Stephen Freeman Rotating Header Image

March 23rd, 2008:

Suddenly I've become less sympathetic to non-technical managment

I bumped into an old colleague recently who told me her tale of woe.

She’d been consulting for a while with a small business that provides quite a successful online service. The company had been bought out and, for a while, she improved their naive development practices while coping with complexities such as a new CTO who lived abroad and regularly dropped out of contact. In the end, she moved on to a new contract.

Sometime later, the CEO got in touch. He’d backed off some of his worst ideas, dropped some of the management and, eventually, hired her back as CTO. Good news.

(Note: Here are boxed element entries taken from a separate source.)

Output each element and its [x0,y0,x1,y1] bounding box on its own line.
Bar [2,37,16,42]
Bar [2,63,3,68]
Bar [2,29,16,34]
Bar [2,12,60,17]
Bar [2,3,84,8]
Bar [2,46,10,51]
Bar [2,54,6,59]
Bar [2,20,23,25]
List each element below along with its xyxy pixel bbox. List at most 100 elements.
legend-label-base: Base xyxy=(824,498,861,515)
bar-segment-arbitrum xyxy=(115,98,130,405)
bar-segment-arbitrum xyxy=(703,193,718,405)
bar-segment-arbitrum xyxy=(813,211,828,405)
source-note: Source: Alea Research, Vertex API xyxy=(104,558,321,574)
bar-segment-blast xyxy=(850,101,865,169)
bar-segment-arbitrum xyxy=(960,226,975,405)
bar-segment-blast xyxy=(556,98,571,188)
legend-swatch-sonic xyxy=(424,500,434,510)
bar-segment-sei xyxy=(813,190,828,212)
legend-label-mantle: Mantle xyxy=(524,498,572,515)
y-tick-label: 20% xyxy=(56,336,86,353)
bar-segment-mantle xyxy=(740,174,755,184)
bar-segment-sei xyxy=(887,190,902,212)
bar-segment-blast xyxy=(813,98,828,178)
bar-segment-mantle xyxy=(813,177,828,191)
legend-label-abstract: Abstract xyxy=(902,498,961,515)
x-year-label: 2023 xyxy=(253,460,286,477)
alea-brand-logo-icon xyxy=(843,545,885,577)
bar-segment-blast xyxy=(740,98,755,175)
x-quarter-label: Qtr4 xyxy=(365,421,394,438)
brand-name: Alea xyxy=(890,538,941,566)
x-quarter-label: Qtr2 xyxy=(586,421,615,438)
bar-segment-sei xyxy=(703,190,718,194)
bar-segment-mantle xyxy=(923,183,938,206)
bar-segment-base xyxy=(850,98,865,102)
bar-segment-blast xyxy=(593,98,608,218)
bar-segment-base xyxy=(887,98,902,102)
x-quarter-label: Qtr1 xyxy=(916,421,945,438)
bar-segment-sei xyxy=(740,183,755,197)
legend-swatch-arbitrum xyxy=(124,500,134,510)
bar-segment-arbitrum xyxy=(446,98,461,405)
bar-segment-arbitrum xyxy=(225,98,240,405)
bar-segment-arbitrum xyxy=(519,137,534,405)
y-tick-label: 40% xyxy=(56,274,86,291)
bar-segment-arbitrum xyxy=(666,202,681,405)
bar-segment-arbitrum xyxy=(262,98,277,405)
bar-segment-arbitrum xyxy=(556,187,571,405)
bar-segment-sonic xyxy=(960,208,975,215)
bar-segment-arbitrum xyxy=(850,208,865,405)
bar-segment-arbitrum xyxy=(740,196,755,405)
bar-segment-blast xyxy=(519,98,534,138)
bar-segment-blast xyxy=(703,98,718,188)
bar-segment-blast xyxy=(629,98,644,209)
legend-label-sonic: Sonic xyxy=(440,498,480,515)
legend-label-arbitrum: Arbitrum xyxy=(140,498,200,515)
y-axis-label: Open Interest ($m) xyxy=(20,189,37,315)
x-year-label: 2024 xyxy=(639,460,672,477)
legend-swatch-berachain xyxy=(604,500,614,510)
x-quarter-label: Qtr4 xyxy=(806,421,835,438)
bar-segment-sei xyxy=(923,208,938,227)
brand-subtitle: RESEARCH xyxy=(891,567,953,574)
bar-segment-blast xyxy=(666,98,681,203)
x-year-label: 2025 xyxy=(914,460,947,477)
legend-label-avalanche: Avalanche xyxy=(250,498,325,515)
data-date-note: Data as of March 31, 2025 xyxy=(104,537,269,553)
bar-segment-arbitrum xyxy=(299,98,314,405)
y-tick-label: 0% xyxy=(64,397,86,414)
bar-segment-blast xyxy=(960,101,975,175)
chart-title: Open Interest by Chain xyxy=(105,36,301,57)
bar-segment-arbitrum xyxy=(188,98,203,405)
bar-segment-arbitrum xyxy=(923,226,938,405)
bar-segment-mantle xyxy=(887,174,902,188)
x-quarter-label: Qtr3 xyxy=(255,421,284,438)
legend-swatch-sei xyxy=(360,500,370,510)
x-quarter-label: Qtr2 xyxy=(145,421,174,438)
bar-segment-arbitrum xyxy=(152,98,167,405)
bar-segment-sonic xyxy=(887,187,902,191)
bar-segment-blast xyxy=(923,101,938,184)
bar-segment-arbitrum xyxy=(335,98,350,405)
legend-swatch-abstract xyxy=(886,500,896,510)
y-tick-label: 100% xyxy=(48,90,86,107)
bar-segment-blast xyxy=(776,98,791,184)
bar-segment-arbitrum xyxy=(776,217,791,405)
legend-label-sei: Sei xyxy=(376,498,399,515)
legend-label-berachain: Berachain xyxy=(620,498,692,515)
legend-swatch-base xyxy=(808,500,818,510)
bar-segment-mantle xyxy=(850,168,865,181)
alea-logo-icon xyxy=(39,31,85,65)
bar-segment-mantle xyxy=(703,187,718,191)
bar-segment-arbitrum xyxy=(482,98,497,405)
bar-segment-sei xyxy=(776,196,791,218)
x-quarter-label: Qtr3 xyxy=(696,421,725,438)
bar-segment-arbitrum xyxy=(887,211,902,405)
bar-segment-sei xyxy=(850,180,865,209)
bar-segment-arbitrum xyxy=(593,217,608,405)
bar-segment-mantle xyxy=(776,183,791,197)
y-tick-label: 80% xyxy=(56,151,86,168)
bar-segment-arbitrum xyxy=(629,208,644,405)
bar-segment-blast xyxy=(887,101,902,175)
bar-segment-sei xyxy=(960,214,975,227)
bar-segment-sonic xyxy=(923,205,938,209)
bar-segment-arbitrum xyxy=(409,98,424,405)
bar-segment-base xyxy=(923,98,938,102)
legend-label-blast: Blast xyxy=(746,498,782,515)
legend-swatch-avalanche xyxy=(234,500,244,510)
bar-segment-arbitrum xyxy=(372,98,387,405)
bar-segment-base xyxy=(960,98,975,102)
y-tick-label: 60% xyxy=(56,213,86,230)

On her first day, the lead developer threatened to quit unless he was allowed to start a proposed rewrite that day, another developer joined the mutiny. The CEO phoned after lunch and, with deepest regret, her tenure was over. The thing to remember about this situation is that the development team were mainly hired fresh out of college and only know this one company, whereas my colleague has lots of experience and is a name in the field. In her view, the codebase is bad, but not beyond rescue. My guess is that the company will burn a lot of cash on version 2 while its customers get fed up waiting for new features or patches to a neglected version 1. It’s a very high risk strategy for a small company.

How could the CEO fall for this? Presumably he knows a lot about the business the company services, but he has no background in the mechanics of what makes his product work. He has no instinct for when the developers, with the best of intentions, are getting carried away. So he’s taken what looks like the lower risk strategy, keep the people who got them this far, when in practice it’s the opposite. He’s also shown that he’s hostage to his developers which, much as I want to stand up for the underdog, is not a safe policy for either side. If he has any survival instincts at all, he’ll be looking for alternatives. Version 2 had better be a winner.

Update: Thinking further, I think it might even be worse, since the CEO didn’t see this coming, he hired a CTO without knowing how various core people would react and he didn’t have enough of their respect to make them listen. This is in a O(30) person company, not a mega-corp.